More than 200 state laws to go into effect in the new year
by KEVIN GROSS
More than 200 new state laws will take effect on Jan. 1, and Illinois Senate Democrats have released a compilation of bills that were passed by the Illinois General Assembly in 2018.
Jan. 1 is the default date for a new law to become effective if passed before June 1, unless there is language establishing another date. Some pieces of legislation specify an alternative effective date, while other bills that carry an "immediately effective" date can go into effect at other times of the year.
Some of the new laws include the following provisions:
A law adds synthetic cannabinoids, known by names such as "spice," "K2" or "fake weed," to the list of prohibited Schedule 1 drugs in the Illinois Controlled Substances Act.
Another amendment to the act requires 10 hours of continuing education about safe practices for prescribing opioids before prescribers of controlled substances can renew their professional license.
A law prohibits the practice of "patient brokering" in which companies use misleading advertising to entice mental health or addiction recovery patients to seek services out-of-state where the patient’s insurance may not be accepted, while another law prevents medical insurers from imposing step therapy approaches on drugs that treat advanced stage 4 cancer. Step therapy is the process of starting with cheaper treatments and progressing to more costly or risky methods if deemed necessary.
New driving laws make driving the wrong way on a one-way street an aggravating factor for driving under the influence crimes, prohibit out-of-state drivers from operating vehicles without proof of insurance, requires trucks carrying 10,000 to 26,000 pounds to be safety tested every 12 months, amend the vehicle code removing the requirement that drivers sign citations when cited for a petty offense, and lowers the penalty to a petty offense for driving with a license that was suspended for unpaid parking fines, automated camera enforcement or unpaid child support.
Also, a law includes the "Dutch Reach" method in the "Rules of the Road" publication and on driver’s license tests. The method requires drivers to reach their right hand across their left shoulder when opening the door, thus forcing drivers to look backwards at possible incoming hazards such as bicyclists.
Another law allows enforcement officers to take temporary custody of dogs or cats whose lives are threatened or may result in injury.
Another law creates a "reckless dog owner" determination, preventing people from owning dogs for 12 to 36 months if their dog had killed another dog and has been found "running at large" uncontrolled outside of an enclosure twice within 12 months.
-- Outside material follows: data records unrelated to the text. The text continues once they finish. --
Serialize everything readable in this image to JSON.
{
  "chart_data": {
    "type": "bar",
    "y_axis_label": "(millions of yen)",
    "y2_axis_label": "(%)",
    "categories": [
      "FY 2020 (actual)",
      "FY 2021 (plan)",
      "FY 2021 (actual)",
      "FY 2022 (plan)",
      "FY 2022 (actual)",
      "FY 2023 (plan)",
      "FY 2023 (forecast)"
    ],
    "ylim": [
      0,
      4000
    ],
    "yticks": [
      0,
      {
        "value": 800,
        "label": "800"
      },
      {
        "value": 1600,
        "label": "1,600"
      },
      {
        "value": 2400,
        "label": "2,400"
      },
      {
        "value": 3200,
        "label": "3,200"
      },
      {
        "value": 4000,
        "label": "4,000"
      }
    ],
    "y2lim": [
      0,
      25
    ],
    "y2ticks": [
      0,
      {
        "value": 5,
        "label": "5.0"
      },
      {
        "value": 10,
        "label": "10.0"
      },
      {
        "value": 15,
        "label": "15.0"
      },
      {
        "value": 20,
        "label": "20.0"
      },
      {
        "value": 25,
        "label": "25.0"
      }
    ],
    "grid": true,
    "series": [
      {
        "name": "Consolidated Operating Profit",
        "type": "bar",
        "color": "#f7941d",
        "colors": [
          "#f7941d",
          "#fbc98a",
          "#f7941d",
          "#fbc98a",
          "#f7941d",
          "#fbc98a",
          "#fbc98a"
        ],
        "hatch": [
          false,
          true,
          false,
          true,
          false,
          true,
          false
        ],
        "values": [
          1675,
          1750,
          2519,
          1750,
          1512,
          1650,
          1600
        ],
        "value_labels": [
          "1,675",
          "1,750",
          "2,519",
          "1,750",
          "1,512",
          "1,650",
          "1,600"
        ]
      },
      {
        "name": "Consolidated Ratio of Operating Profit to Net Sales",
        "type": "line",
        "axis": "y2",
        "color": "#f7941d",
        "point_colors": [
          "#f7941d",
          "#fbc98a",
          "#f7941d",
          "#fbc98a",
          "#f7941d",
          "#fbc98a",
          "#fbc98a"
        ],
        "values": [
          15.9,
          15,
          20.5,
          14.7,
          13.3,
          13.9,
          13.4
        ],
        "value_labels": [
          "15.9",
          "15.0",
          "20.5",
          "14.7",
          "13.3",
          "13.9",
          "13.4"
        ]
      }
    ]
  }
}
Another law prevents transfers of firearms until 72 hours after a purchase application, which was previously 24 hours. The bill also eliminates waiting period exemptions for firearm purchases by non-Illinois residents at state police-recognized gun shows.
Another bill amends the Firearm Owners Identification Card Act and makes anyone admitted to a mental health facility ineligible for FOID cards, except for treatment solely for alcohol abuse. Previously, only voluntary inpatients were prohibited, and people who involuntarily received mental health treatment could still be eligible for FOID cards.
Creates the "Firearms Restraining Order Act," allowing emergency firearm restraining orders against a person who may pose an "immediate and present danger" of causing personal injury to themselves or another person. Petitioners may be family members or law enforcement officers, and subjects of the restraining order must turn over any firearms, Firearm Owners’ Identification Card and concealed carry license for a 6-month period or an "ex tempore" period for the time the subject poses a danger.
Another law allows places of employment, worship or schools to petition for orders of protection against people who stalk their locations, which will require stalkers to give up any owned firearms and FOID cards.
One more law requires schools to conduct at least one active shooter or active threat drill within the first 90 days of a school year.
Another law creates the "Survivor’s Bill of Rights" guaranteeing extra rights and protections for sexual assault survivors, including allowing survivors the choice to retain their own legal counsel, prohibiting prosecution of a victim for any controlled substances found in collected forensic evidence, and extending from 5 to 10 years the retaining period of rape kits for testing and the statute of limitations for criminally prosecuting sexual assailants.
A new law requires employers to reimburse employees for costs incurred to fulfill job responsibilities, including "bring your own device" policies regarding personal cell phones or computers.
A law limits ambulance and rescue vehicles’ use of sirens and lamps only when it is reasonably necessary to warn civilians while responding to an emergency, or when transporting a critical patient in need of immediate medical intervention.
Allows the state police to enforce anti-smoking laws in addition to local police agencies, while changing all fines to civil penalties.
Requires carnivals, amusement enterprises and fairs to conduct background checks on all employees.
Entitles victims of "revenge porn" or posts of identifying or graphic information on pornographic Web site to receive compensation under the Crime Victims Compensation Act.